As I write this, there are temptations I avoid. I mean, yes, this is a subject that interests me, but I’m also entertained by many other options, and focusing on anything has become harder every time. We got used to multi-tasking, to focusing on several activities at all times, to having an eye on every social media outlet, to checking out videos our friends send us, to keeping up with a world that is too broad to manage. The thing is that 20 or 30 years ago, if we had done that with any other distraction (TV, magazines, porn, you name it), we’d probably be having a bit of an intervention where our closest friends show their concern about our worrying behavior and unhealthy approach to life. Now we’ll just sarcastically tweet about it to the same friends and forget it ever happened.

Is the Internet Making Us Less Smart

As a lifetime procrastinator, I can’t help but feel a little envious of how school has gotten so much easier for kids nowadays. Studying is hardly the same. I used to be very proud of how little effort I put into high school and got through it, and yet my inner-lazy person salivates at how much I could really phone it in if I was going through high school now.

But maybe I’m better for that. Perhaps the fact we were taught differently allowed us to develop our cognitive skills much more than if we had been able to use the Internet – and all the distractions that come with it – during those early formative years.

Is the Internet Making Us Less Smart

As a kid, the easiest comparison with this would be the use of calculators. A big camp – usually the math enthusiast one – was always against the use of calculators, for fear it would hinder our mathematical abilities. Studies have found the use of calculators neither helped nor harmed children, as long as they knew their facts first. Sure, it’s a tool you can use to check what you’re doing and simplify the work, but the core exercise was to figure out how to solve problems ourselves. That’s what school was for! We were being trained to be functional human beings in society.

My fear is that we might be slowly regressing into people who can’t solve the most basic things, because we keep getting used to having others lay it out there for us. Easy living is wonderful, but it takes a toll not only on the future skills we might be missing, but also the present ego that wishes we could be more self-sufficient.
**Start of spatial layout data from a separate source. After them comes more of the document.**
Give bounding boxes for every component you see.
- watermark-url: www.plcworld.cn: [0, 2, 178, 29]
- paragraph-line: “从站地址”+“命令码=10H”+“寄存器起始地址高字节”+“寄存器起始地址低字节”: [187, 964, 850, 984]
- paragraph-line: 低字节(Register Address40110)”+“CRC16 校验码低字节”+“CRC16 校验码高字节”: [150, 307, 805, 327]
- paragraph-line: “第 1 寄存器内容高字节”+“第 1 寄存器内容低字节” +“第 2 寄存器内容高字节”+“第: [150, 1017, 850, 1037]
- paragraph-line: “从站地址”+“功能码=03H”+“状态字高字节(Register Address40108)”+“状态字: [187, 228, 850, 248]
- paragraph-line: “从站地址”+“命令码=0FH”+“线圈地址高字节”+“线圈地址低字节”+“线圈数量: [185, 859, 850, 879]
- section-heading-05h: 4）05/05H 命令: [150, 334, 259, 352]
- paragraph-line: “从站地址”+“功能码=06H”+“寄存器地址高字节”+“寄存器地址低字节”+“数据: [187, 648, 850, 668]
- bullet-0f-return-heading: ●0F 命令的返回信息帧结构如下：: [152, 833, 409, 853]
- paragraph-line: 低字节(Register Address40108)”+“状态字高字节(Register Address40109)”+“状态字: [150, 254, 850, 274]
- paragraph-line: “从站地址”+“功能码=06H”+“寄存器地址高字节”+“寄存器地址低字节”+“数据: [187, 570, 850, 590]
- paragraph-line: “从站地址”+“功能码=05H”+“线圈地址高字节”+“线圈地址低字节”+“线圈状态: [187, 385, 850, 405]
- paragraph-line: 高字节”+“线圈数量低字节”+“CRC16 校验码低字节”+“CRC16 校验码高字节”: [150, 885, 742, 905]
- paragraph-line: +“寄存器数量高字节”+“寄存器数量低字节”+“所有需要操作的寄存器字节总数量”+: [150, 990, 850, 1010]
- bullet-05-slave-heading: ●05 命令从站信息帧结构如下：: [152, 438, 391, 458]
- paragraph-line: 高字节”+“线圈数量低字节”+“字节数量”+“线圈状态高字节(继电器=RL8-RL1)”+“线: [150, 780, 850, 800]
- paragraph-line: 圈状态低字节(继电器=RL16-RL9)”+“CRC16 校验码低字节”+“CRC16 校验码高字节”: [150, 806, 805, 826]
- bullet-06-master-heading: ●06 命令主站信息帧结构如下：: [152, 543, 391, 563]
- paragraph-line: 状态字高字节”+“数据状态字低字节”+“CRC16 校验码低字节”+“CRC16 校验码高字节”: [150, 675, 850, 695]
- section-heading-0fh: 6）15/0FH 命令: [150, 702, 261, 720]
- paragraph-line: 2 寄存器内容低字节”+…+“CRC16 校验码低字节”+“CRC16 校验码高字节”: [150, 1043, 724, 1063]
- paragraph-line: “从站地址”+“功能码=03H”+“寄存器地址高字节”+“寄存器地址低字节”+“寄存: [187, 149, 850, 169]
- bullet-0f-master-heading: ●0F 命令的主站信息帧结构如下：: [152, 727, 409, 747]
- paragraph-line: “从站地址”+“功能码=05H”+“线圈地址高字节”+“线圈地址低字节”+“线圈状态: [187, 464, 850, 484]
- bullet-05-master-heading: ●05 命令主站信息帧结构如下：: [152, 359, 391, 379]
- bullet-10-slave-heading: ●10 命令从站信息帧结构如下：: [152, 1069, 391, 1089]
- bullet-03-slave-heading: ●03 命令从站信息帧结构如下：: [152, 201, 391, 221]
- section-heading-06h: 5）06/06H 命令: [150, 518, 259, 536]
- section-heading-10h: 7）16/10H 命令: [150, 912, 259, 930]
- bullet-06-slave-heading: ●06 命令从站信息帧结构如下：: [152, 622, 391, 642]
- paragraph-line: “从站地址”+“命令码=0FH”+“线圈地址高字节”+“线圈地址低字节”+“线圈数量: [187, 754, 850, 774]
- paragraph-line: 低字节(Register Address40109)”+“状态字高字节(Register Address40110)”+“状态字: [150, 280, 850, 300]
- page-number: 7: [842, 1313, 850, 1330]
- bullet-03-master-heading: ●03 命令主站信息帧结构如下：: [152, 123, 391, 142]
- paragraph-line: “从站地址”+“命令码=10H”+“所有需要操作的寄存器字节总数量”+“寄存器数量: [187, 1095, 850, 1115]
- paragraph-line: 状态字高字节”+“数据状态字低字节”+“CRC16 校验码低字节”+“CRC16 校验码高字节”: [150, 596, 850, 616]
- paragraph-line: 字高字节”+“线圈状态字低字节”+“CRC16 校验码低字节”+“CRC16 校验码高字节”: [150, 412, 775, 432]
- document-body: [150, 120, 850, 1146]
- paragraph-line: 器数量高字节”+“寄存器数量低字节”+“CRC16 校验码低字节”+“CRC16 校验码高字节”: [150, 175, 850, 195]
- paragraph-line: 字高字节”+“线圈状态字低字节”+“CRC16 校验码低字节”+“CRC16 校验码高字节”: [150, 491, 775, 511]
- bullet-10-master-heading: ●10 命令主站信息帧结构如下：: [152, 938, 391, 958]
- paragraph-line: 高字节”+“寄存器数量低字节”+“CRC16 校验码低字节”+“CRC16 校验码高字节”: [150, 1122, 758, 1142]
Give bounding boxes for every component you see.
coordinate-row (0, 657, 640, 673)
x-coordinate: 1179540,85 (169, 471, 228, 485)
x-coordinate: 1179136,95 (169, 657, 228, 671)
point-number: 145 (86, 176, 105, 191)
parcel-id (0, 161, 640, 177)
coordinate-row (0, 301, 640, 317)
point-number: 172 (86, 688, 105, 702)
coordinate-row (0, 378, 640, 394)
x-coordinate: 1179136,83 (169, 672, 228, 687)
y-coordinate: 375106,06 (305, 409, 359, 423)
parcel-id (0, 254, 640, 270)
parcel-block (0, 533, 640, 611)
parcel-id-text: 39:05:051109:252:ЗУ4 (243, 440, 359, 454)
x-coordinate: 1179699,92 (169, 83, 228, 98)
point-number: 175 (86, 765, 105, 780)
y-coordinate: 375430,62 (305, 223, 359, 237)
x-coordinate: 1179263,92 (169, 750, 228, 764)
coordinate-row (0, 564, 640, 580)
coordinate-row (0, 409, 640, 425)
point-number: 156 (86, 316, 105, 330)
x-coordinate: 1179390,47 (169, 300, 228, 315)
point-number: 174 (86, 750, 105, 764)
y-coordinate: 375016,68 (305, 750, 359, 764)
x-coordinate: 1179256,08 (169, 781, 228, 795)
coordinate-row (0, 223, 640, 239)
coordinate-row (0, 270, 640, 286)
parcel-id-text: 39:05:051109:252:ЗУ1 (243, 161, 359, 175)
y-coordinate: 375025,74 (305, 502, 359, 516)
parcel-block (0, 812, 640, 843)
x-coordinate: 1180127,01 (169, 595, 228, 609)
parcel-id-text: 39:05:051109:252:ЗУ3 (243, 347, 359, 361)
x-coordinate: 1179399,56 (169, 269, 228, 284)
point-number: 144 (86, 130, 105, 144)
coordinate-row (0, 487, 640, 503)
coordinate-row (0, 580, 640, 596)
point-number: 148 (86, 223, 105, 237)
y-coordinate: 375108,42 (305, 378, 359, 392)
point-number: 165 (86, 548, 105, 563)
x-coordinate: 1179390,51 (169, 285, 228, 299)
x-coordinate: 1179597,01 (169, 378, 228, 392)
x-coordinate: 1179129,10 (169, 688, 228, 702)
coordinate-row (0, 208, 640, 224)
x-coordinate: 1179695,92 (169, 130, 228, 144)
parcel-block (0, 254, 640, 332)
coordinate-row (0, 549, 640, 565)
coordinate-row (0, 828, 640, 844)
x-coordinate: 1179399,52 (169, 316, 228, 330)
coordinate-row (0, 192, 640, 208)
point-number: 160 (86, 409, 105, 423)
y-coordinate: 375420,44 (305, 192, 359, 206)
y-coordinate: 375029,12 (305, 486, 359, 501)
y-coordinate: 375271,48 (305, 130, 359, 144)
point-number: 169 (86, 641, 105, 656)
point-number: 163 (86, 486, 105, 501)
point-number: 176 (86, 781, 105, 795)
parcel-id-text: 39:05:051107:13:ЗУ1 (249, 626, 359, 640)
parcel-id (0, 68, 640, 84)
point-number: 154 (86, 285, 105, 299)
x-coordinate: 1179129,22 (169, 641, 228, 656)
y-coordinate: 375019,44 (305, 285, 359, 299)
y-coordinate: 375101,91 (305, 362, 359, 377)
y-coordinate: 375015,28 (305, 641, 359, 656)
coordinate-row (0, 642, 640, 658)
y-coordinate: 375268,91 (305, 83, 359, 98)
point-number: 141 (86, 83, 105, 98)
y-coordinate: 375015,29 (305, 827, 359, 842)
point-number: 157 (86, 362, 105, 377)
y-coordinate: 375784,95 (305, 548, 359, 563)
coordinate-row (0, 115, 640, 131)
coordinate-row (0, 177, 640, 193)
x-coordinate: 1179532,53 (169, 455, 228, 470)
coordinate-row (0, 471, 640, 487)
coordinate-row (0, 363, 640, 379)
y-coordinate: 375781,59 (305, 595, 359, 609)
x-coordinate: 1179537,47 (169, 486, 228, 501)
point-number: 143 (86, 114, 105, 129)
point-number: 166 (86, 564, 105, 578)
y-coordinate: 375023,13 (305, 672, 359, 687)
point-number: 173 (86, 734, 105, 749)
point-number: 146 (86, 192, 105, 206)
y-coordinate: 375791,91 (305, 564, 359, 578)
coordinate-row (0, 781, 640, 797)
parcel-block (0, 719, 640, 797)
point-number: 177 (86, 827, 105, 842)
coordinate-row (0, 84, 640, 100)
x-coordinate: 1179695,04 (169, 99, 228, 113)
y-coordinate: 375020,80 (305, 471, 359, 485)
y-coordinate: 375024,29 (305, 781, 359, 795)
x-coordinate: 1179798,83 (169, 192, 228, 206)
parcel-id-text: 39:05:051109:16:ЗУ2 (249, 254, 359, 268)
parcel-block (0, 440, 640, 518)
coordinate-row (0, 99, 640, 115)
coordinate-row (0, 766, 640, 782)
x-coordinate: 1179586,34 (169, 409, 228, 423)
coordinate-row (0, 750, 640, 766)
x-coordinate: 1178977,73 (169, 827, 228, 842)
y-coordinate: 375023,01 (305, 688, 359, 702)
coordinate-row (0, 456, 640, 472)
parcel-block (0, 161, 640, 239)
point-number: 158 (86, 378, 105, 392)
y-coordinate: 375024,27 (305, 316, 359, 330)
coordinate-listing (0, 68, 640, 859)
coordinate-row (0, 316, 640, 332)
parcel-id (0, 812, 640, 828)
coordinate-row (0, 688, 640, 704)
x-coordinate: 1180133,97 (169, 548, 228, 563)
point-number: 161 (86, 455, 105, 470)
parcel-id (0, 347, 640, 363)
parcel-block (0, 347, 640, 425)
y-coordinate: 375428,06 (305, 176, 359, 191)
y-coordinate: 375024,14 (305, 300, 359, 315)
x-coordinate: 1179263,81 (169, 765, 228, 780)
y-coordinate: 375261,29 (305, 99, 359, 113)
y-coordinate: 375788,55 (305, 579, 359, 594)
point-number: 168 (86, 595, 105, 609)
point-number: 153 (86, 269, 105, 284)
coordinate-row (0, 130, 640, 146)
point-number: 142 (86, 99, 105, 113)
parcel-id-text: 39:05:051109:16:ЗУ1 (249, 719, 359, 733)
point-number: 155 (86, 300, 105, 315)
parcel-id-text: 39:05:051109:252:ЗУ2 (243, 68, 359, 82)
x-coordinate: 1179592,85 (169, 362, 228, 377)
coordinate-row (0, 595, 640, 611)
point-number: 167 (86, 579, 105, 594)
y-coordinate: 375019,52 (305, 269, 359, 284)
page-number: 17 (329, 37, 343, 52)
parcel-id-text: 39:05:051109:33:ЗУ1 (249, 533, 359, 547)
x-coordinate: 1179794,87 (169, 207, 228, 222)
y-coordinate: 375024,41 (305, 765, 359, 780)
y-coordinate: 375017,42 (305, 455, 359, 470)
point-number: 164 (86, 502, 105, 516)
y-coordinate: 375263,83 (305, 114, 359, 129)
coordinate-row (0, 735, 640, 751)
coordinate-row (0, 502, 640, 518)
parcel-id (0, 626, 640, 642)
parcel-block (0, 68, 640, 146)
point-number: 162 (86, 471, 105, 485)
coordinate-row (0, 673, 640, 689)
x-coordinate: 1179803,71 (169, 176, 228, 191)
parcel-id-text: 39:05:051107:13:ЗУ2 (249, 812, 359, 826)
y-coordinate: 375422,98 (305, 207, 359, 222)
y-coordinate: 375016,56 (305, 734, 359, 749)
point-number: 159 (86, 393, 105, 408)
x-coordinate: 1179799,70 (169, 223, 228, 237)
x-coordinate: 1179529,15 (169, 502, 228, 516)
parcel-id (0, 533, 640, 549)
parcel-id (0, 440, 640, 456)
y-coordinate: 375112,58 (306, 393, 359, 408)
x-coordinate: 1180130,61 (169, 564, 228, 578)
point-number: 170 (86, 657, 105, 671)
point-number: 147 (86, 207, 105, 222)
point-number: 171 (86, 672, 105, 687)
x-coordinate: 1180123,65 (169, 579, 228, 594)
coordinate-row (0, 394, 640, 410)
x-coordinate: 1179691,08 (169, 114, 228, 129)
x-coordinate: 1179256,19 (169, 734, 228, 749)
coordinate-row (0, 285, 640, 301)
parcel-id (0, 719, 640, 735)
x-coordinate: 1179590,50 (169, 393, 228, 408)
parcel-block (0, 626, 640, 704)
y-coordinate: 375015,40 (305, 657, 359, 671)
Is the Internet Making Us Less Smart

It all comes down to this: We appreciate things a lot more if we work for them. So, of course, if we have all the information at our fingertips, we’ll grow more and more impatient when we can’t access it. This explains why we’re cranky when our wifi is not working, or even if it’s too slow. And it doesn’t matter if what we’re doing is important or not. What’s really going on is we’ve become brattier with time. Our sense of entitlement keeps growing, because we’re accustomed to having everything whenever we want it. It’s what has opened the world for more so-called “first world problems.” Hell, it’s even why most of us know there’s a thing called “first world problems.” Anyone can make anything popular. Andy Warhol’s 15-minute theory has taken a new dimension.

The fact that you’re hopefully still reading is a victory over some cat video on YouTube you could have gone to, and I appreciate that you stuck with this; but in the end all the content we see out there is temporary. It’s adapted to our shortened attention spans. It’s why this article started as a continuation of the first and yet managed to get stashed in my hard drive for a couple of months before being finished. We’re not necessarily getting dumber, but it’s really hard to focus.